Tutorial: OpenCL SGEMM tuning for Kepler
Note: the complete source-code is available at GitHub.Note2: a tuned OpenCL BLAS library based on this tutorial is now available at GitHub.
Note3: a WebGL2 demo of this tutorial is available at: https://www.ibiblio.org/e-notes/webgl/gpu/mul/sgemm.htm.
Background: Matrix-multiplication
Before we look at OpenCL code, let us define the computation we are about to perform. According to the definition of BLAS libraries, the single-precision general matrix-multiplication (SGEMM) computes the following:
C := alpha * A * B + beta * C
In this equation, A is a K by M input matrix, B is an N by K input matrix, C is the M by N output matrix, and alpha and beta are scalar constants. For simplicity, we assume the common case where alpha is equal to 1 and beta is equal to zero, yielding:
C := A * B
This computation is illustrated in the following image: to compute a single element of C (in purple), we need a row of A (in green) and a column of B (in blue).

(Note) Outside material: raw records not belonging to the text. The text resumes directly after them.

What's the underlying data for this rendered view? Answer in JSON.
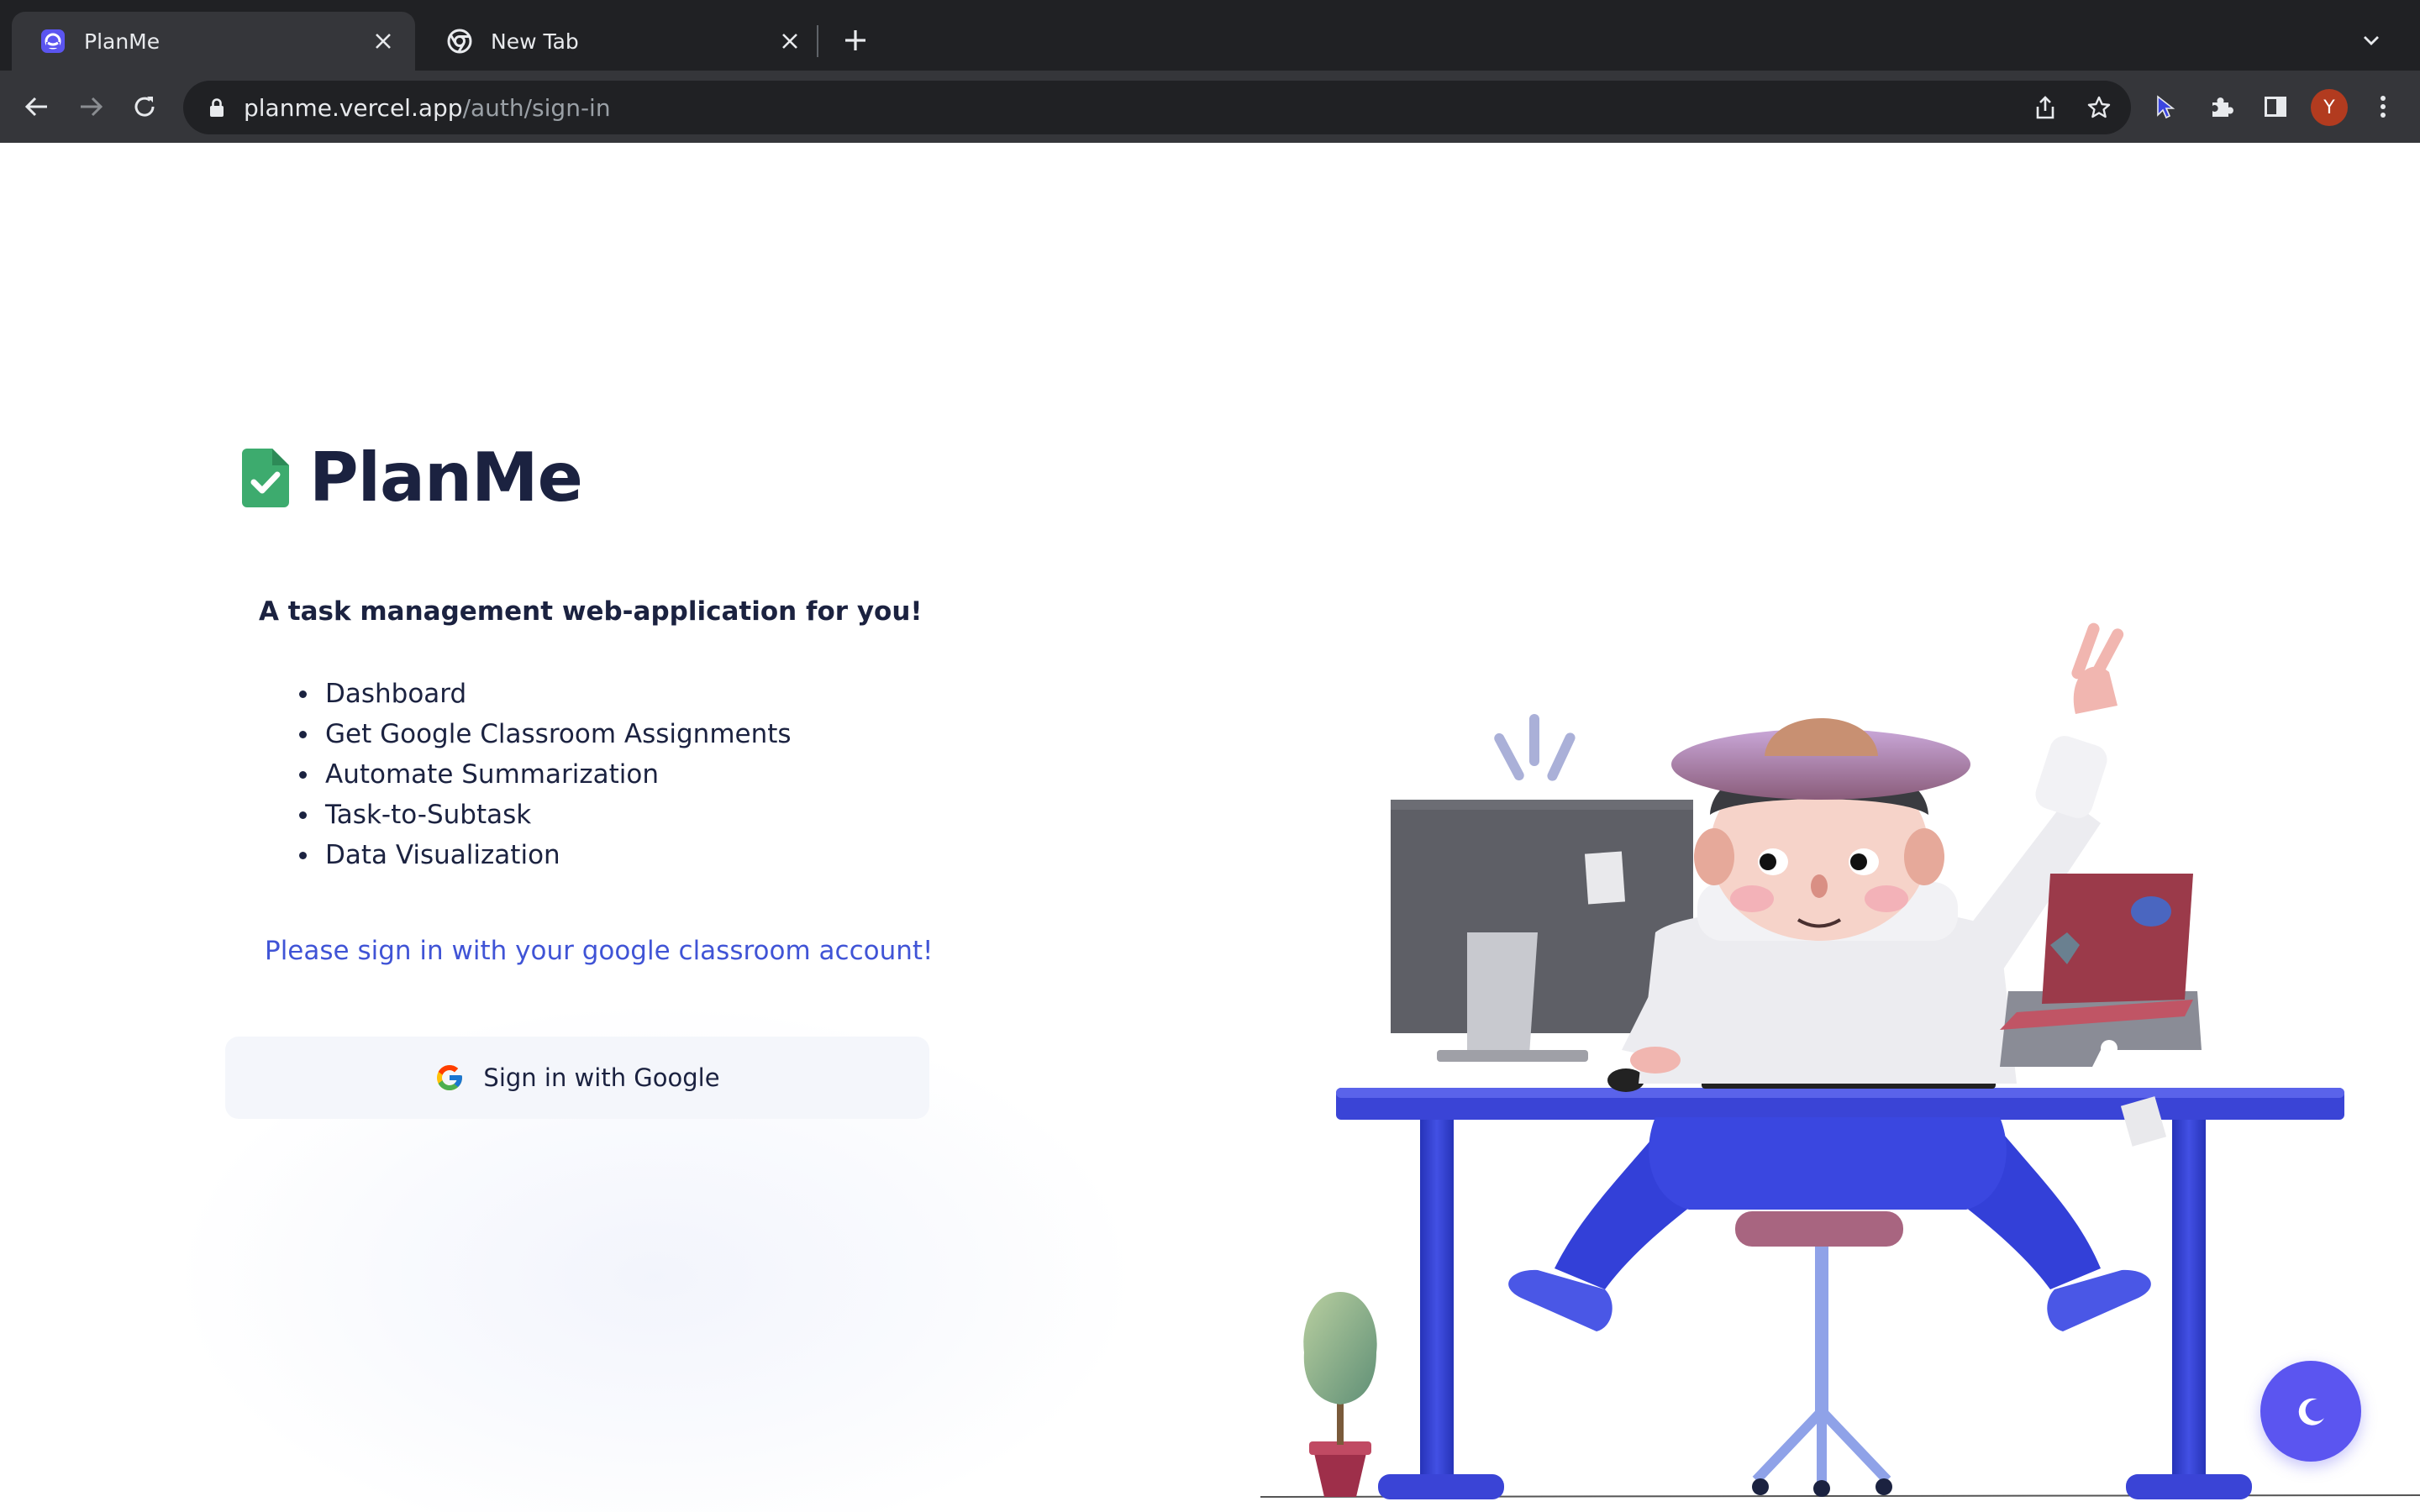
{
  "browser": {
    "tabs": [
      {
        "title": "PlanMe",
        "active": true,
        "favicon": "planme-favicon"
      },
      {
        "title": "New Tab",
        "active": false,
        "favicon": "chrome-icon"
      }
    ],
    "address": {
      "domain": "planme.vercel.app",
      "path": "/auth/sign-in"
    },
    "profile_initial": "Y",
    "colors": {
      "frame": "#202124",
      "toolbar": "#35363a",
      "avatar": "#b23b1f"
    }
  },
  "page": {
    "brand_name": "PlanMe",
    "tagline": "A task management web-application for you!",
    "features": [
      "Dashboard",
      "Get Google Classroom Assignments",
      "Automate Summarization",
      "Task-to-Subtask",
      "Data Visualization"
    ],
    "sign_in_prompt": "Please sign in with your google classroom account!",
    "google_button_label": "Sign in with Google",
    "illustration": "person-at-desk-illustration",
    "theme_toggle_icon": "moon-icon",
    "colors": {
      "heading": "#1b2240",
      "prompt": "#4054d6",
      "logo": "#3dab6e",
      "toggle": "#5b55f0",
      "desk": "#3a44d6"
    }
  }
}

This version of SGEMM can be implemented in plain C using 3 nested loops (see below). We assume data to be stored in column-major format (Fortran-style), following cuBLAS's default. If we wanted, we could easily change this to row-major by swapping the A and B matrices and the N and M constants, so this is not a real limitation of our code.
for (int m=0; m<M; m++) { for (int n=0; n<N; n++) { float acc = 0.0f; for (int k=0; k<K; k++) { acc += A[k*M + m] * B[n*K + k]; } C[n*M + m] = acc; } }
To keep things simple for now, we assume that the matrix sizes are nice multiples of 32, such that we can for example create OpenCL workgroups of size 32 by 32 without having to worry about boundary conditions. There will be assumptions along these lines in the next couple of pages, but that's mainly because we want to keep the code simple and the main story-line easy to follow.